Interpreting Nature

Volunteering for Youth Education Programs

By Jacqueline Li

In 2012, Los Angeles Audubon’s nascent Native Plant & Wildlife Garden Education Program will enter its fourth year. Last year the program reached 13 elementary and middle school classes in LA County, serving nearly 300 students from the city’s core. The curriculum encourages students to think critically about the relationship between living things that share their urban home. In the winter, students studied adaptations of native wildlife during “pre-site” classroom visits. Young boys and girls tested each other’s knowledge by performing the flying styles of native birds for their peers, who watched carefully and guessed the species being mimicked. During the field trip portion of the program, students draped with binoculars and compasses put their observation, identification and navigation skills to real-world use as they hiked, sketched, and birded their way through a two-hour field trip at Kenneth Hahn State Recreation Area.

The program aims to deliver high-quality, hands-on science instruction to schools within the Los Angeles urban core and also provide a valuable learning experience for volunteers from the local community who serve as field trip docents. Many youth education programs like this one depend on docents to help execute the curriculum and are constantly seeking new volunteers. Here are a few reasons to get involved, whether you are starting your career, retired from it or somewhere in the middle. And below, three youth education volunteers from various programs share their experiences.

College and career bound? If you are considering a path in education, child development, civil service or public policy, volunteering for a youth education program is a great way to enhance your skillset and your resume.

A wise investment.Youth education programs help develop the critical thinking skills of the next generation that will tackle today’s debts. Volunteering is a way to invest in the future of where you live.

Learn something and meet someone new. Volunteering doesn’t just mean donating your time. It might also mean making a new friend with similar interests or discovering a passion.

Education needs the help. A growing number of public schools in California are partnering with outside agencies to provide additional hands-on science learning. By volunteering for youth education programs, you are helping to fill a gap where schools are under stress.

Following, three youth education volunteer from various programs share their experiences.

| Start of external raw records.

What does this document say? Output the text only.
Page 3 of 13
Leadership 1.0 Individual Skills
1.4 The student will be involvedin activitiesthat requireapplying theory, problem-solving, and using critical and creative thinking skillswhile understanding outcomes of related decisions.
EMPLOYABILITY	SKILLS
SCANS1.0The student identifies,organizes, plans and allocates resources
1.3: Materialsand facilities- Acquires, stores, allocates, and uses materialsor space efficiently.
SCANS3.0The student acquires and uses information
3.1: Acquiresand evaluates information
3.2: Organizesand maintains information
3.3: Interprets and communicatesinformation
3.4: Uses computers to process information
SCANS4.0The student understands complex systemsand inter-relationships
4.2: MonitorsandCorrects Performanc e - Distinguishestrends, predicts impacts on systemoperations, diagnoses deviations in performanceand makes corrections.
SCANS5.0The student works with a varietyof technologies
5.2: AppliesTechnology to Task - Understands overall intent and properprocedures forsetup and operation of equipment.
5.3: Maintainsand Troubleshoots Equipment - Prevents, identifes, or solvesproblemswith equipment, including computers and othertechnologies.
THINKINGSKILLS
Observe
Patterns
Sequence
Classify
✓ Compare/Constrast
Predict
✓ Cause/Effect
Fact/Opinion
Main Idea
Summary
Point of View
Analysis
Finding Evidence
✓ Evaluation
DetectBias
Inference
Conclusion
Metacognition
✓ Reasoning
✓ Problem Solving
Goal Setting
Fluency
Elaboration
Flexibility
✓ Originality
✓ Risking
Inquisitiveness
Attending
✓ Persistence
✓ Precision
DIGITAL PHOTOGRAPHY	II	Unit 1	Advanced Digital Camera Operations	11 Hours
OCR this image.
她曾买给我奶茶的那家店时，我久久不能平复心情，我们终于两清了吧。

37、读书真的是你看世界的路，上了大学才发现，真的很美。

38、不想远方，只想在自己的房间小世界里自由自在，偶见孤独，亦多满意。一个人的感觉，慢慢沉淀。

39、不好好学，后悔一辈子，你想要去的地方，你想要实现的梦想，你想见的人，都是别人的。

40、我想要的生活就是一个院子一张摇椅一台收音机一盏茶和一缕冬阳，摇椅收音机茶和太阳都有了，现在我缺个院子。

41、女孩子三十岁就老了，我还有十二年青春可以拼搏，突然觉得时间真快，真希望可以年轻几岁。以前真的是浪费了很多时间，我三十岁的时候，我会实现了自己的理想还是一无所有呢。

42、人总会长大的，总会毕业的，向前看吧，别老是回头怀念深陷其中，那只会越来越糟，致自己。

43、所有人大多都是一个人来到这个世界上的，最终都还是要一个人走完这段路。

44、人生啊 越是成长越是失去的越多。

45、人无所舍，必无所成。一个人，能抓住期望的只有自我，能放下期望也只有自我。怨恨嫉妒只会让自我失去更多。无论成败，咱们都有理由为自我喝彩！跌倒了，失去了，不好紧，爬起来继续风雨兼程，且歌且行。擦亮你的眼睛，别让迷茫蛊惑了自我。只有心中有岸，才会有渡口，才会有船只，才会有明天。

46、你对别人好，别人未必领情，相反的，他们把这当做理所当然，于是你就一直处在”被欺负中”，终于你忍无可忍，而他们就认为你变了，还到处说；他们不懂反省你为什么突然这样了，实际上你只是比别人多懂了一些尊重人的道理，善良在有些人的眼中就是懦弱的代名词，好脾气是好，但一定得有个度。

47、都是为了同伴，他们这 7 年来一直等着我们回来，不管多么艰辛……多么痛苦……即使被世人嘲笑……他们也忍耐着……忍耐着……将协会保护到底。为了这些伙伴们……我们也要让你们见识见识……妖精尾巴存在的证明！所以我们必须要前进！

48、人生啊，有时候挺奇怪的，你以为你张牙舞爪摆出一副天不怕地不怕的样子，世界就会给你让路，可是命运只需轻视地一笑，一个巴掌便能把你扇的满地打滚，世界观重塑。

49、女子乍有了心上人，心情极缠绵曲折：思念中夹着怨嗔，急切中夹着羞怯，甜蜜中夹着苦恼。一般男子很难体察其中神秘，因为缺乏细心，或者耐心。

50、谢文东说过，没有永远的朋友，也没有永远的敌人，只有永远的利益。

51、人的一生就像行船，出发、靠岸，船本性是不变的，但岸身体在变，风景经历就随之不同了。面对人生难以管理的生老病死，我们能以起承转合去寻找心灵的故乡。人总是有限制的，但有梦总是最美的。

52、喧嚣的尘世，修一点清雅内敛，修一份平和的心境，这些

Cehila Santiago, Business Administration major at Santa Monica College

Cehila Santiago, Business Administration major at Santa Monica College 

Volunteer Experience:

Helped with pre-taxes at Korean Youth and Community Center, 2010 and 2011 intern for Los Angeles Audubon’s Native Plant & Wildlife Garden Education Program

Future plans:

Cehila plans on helping her dad with the family business and maybe pursuing a law degree.

Q. After you completed the education program at Kenneth Hahn, did anything about you change?

A. Sure. Sometimes when I’m taking hikes or just walking, I start naming plants and teaching my little brother and sister. And they tell me, “How do you know so much?” And I’m like “I just volunteered. And you learn.” So it’s a good experience and you feel like you know more about where you’re living and what’s around you. You take more into consideration what… you have. And you find it more pleasing to look at things and know what it is.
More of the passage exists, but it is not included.